Una scena di Rotting in the Sun

Regista, è ora di morire

La compenetrazione quasi totale con cui personaggi e autori dialogano dentro e fuori lo schermo garantisce a Rotting in the Sun un apparato incredbilmente verosimile da cui delineare una storia ai limiti dell’assurdo – che nell’epoca attuale, in cui si crede a ogni immagine e non si ascolta nessuna parola è, paradossalmente, credibilissima! Silva, habitué del Sundance Film Festival, dove è stato anche premiato in più occasioni con Affetti & dispetti (La nana) nel 2009 e Crystal Fairy nel 2013, continua a mostrarsi nel suo spirito più temerario, presentando al Festival indipendente satire inquietanti e al limite del morboso, in cui un insistito voyeurismo permette un’analisi senza compromessi dei nostri ruoli nella società, con particolare attenzione alla comunità gay.

Jordan e Sebastian incarnano due uomini e artisti agli antipodi, la cui sessualità è influenzata dalla posizione che occupano nel mondo: aperto, libertino, senza alcun tentennamento il primo, più riservato, per nulla esplosivo e molto intimista il secondo. Jordan occupa un piedistallo riconoscibilissimo e riconosciuto da tutti gli uomini che incontra, proprio per la sua attitudine e per un’attenzione all’esteriorità che lo rende vincente, tuttavia, agli occhi di Sebastian, non ha una propria impronta, è un misero imitatore che incita gli altri a credere in lui per rafforzare il mito dell’egocentrismo tanto rincorso dai social media. D’altra parte, la scuola di Sebastian è stata la gavetta ed è, nel presente, la difficoltà di ottenere un riconoscimento, di convincere con le proprie proposte, laddove a Jordan – il cui biglietto da visita è il numero dei followers – tutto è concesso. Non servono idee, ma ideali, non condivisione ma visibilità: non si crea valore per gli altri, al massimo si potenzia la stima di ciò che vendiamo.

Il primo uomo del domani

In questo scenario apocalittico per un’artista dall’indole novecentesca, forse l’unica via d’uscita è il suicidio che, Sebastiàn ci tiene a ribadire, è una nobilissima scelta effettuata dagli ottimisti che perdono la loro luce. Ma il regista cileno viaggia troppo indietro rispetto ai tempi, e non ha capito che gli è stata tolta perfino la scelta di come morire. C’é un nuovo primo uomo – ironicamente, il vero cognome di Jordan, Firstman, ha attinenza totale con il ruolo del suo personaggio nel film – pronto all’allunaggio, a piantare la bandiera dell’annullamento di personalità e del consenso di massa assoluto su un pianeta virtuale. Non c’è più spazio per la cinepresa di Sebastiàn, così incalzante e troppo ravvicinata ai suoi personaggi, perché cattura una verità che le piattaforme non accolgono: è ora di buttarla giù dal tetto, di non farsi scrutare troppo, di favorire il contigente senza lasciare traccia.
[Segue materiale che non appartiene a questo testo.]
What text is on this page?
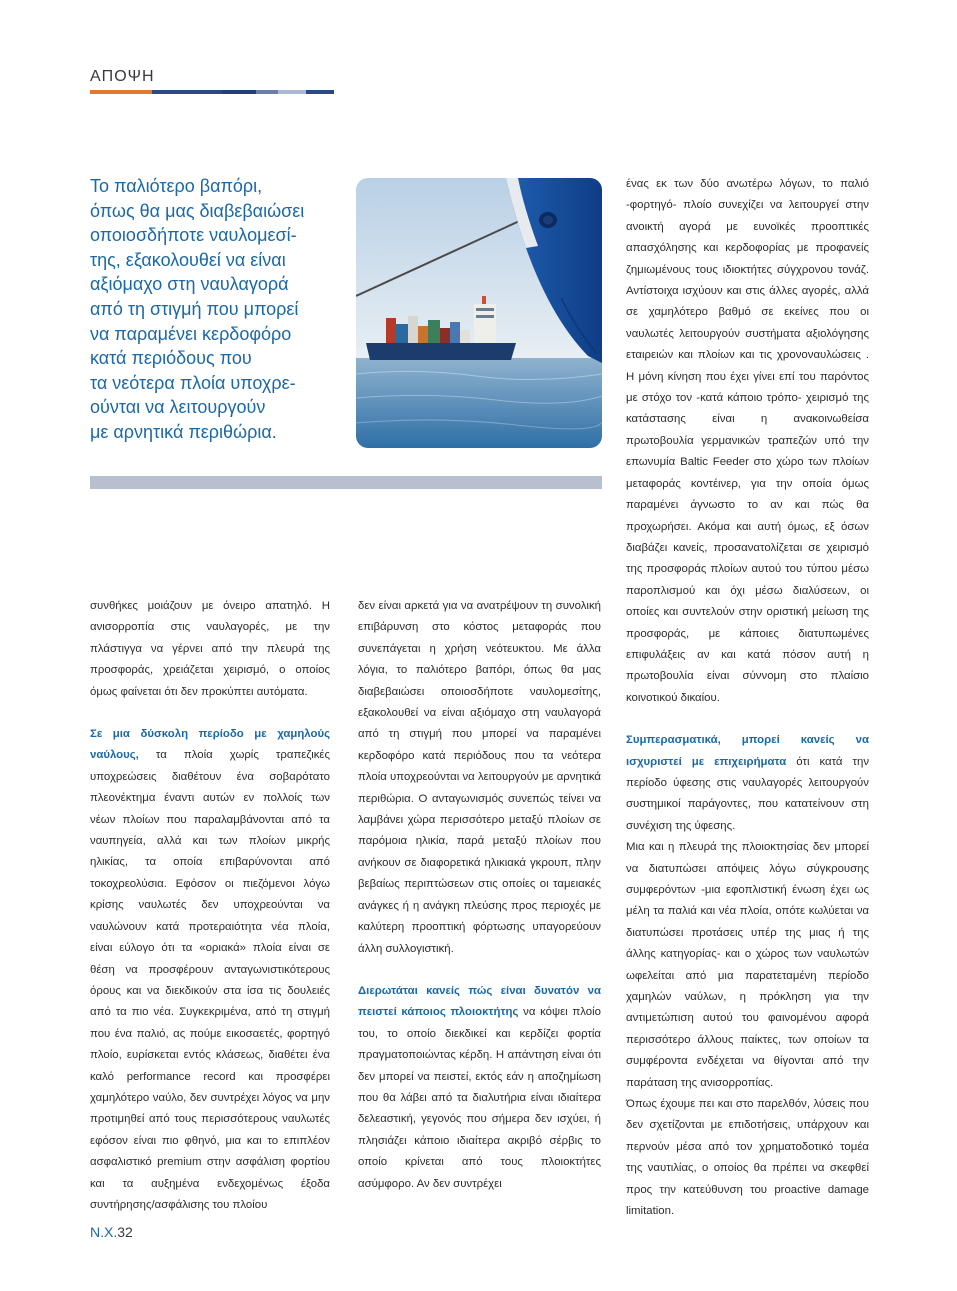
ΑΠΟΨΗ
Το παλιότερο βαπόρι,
όπως θα μας διαβεβαιώσει
οποιοσδήποτε ναυλομεσί-
της, εξακολουθεί να είναι
αξιόμαχο στη ναυλαγορά
από τη στιγμή που μπορεί
να παραμένει κερδοφόρο
κατά περιόδους που
τα νεότερα πλοία υποχρε-
ούνται να λειτουργούν
με αρνητικά περιθώρια.

συνθήκες μοιάζουν με όνειρο απατηλό. Η ανισορροπία στις ναυλαγορές, με την πλάστιγγα να γέρνει από την πλευρά της προσφοράς, χρειάζεται χειρισμό, ο οποίος όμως φαίνεται ότι δεν προκύπτει αυτόματα.

Σε μια δύσκολη περίοδο με χαμηλούς ναύλους, τα πλοία χωρίς τραπεζικές υποχρεώσεις διαθέτουν ένα σοβαρότατο πλεονέκτημα έναντι αυτών εν πολλοίς των νέων πλοίων που παραλαμβάνονται από τα ναυπηγεία, αλλά και των πλοίων μικρής ηλικίας, τα οποία επιβαρύνονται από τοκοχρεολύσια. Εφόσον οι πιεζόμενοι λόγω κρίσης ναυλωτές δεν υποχρεούνται να ναυλώνουν κατά προτεραιότητα νέα πλοία, είναι εύλογο ότι τα «οριακά» πλοία είναι σε θέση να προσφέρουν ανταγωνιστικότερους όρους και να διεκδικούν στα ίσα τις δουλειές από τα πιο νέα. Συγκεκριμένα, από τη στιγμή που ένα παλιό, ας πούμε εικοσαετές, φορτηγό πλοίο, ευρίσκεται εντός κλάσεως, διαθέτει ένα καλό performance record και προσφέρει χαμηλότερο ναύλο, δεν συντρέχει λόγος να μην προτιμηθεί από τους περισσότερους ναυλωτές εφόσον είναι πιο φθηνό, μια και το επιπλέον ασφαλιστικό premium στην ασφάλιση φορτίου και τα αυξημένα ενδεχομένως έξοδα συντήρησης/ασφάλισης του πλοίου

δεν είναι αρκετά για να ανατρέψουν τη συνολική επιβάρυνση στο κόστος μεταφοράς που συνεπάγεται η χρήση νεότευκτου. Με άλλα λόγια, το παλιότερο βαπόρι, όπως θα μας διαβεβαιώσει οποιοσδήποτε ναυλομεσίτης, εξακολουθεί να είναι αξιόμαχο στη ναυλαγορά από τη στιγμή που μπορεί να παραμένει κερδοφόρο κατά περιόδους που τα νεότερα πλοία υποχρεούνται να λειτουργούν με αρνητικά περιθώρια. Ο ανταγωνισμός συνεπώς τείνει να λαμβάνει χώρα περισσότερο μεταξύ πλοίων σε παρόμοια ηλικία, παρά μεταξύ πλοίων που ανήκουν σε διαφορετικά ηλικιακά γκρουπ, πλην βεβαίως περιπτώσεων στις οποίες οι ταμειακές ανάγκες ή η ανάγκη πλεύσης προς περιοχές με καλύτερη προοπτική φόρτωσης υπαγορεύουν άλλη συλλογιστική.

Διερωτάται κανείς πώς είναι δυνατόν να πειστεί κάποιος πλοιοκτήτης να κόψει πλοίο του, το οποίο διεκδικεί και κερδίζει φορτία πραγματοποιώντας κέρδη. Η απάντηση είναι ότι δεν μπορεί να πειστεί, εκτός εάν η αποζημίωση που θα λάβει από τα διαλυτήρια είναι ιδιαίτερα δελεαστική, γεγονός που σήμερα δεν ισχύει, ή πλησιάζει κάποιο ιδιαίτερα ακριβό σέρβις το οποίο κρίνεται από τους πλοιοκτήτες ασύμφορο. Αν δεν συντρέχει

ένας εκ των δύο ανωτέρω λόγων, το παλιό -φορτηγό- πλοίο συνεχίζει να λειτουργεί στην ανοικτή αγορά με ευνοϊκές προοπτικές απασχόλησης και κερδοφορίας με προφανείς ζημιωμένους τους ιδιοκτήτες σύγχρονου τονάζ. Αντίστοιχα ισχύουν και στις άλλες αγορές, αλλά σε χαμηλότερο βαθμό σε εκείνες που οι ναυλωτές λειτουργούν συστήματα αξιολόγησης εταιρειών και πλοίων και τις χρονοναυλώσεις . Η μόνη κίνηση που έχει γίνει επί του παρόντος με στόχο τον -κατά κάποιο τρόπο- χειρισμό της κατάστασης είναι η ανακοινωθείσα πρωτοβουλία γερμανικών τραπεζών υπό την επωνυμία Baltic Feeder στο χώρο των πλοίων μεταφοράς κοντέινερ, για την οποία όμως παραμένει άγνωστο το αν και πώς θα προχωρήσει. Ακόμα και αυτή όμως, εξ όσων διαβάζει κανείς, προσανατολίζεται σε χειρισμό της προσφοράς πλοίων αυτού του τύπου μέσω παροπλισμού και όχι μέσω διαλύσεων, οι οποίες και συντελούν στην οριστική μείωση της προσφοράς, με κάποιες διατυπωμένες επιφυλάξεις αν και κατά πόσον αυτή η πρωτοβουλία είναι σύννομη στο πλαίσιο κοινοτικού δικαίου.

Συμπερασματικά, μπορεί κανείς να ισχυριστεί με επιχειρήματα ότι κατά την περίοδο ύφεσης στις ναυλαγορές λειτουργούν συστημικοί παράγοντες, που κατατείνουν στη συνέχιση της ύφεσης.

Μια και η πλευρά της πλοιοκτησίας δεν μπορεί να διατυπώσει απόψεις λόγω σύγκρουσης συμφερόντων -μια εφοπλιστική ένωση έχει ως μέλη τα παλιά και νέα πλοία, οπότε κωλύεται να διατυπώσει προτάσεις υπέρ της μιας ή της άλλης κατηγορίας- και ο χώρος των ναυλωτών ωφελείται από μια παρατεταμένη περίοδο χαμηλών ναύλων, η πρόκληση για την αντιμετώπιση αυτού του φαινομένου αφορά περισσότερο άλλους παίκτες, των οποίων τα συμφέροντα ενδέχεται να θίγονται από την παράταση της ανισορροπίας.

Όπως έχουμε πει και στο παρελθόν, λύσεις που δεν σχετίζονται με επιδοτήσεις, υπάρχουν και περνούν μέσα από τον χρηματοδοτικό τομέα της ναυτιλίας, ο οποίος θα πρέπει να σκεφθεί προς την κατεύθυνση του proactive damage limitation.

Ν.Χ.32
Questo suo nuovo film potrà anche mostrarci quanto marce siano le nostre maschere, ma il cinema di Sebastiàn Silva è più che vivo che mai. Il regista cileno ha messo a punto un approccio al racconto audiovisivo ormai più che riconoscbile, imprudente, a tratti forse avventato, e di certo non per tutti. Una connotazione che sicuramente lo allontana dalle grandi platee, ma che lo farà viaggiare a oltranza nel territorio dell’indipendente, dove può sprigionare al massimo la sua forza creativa.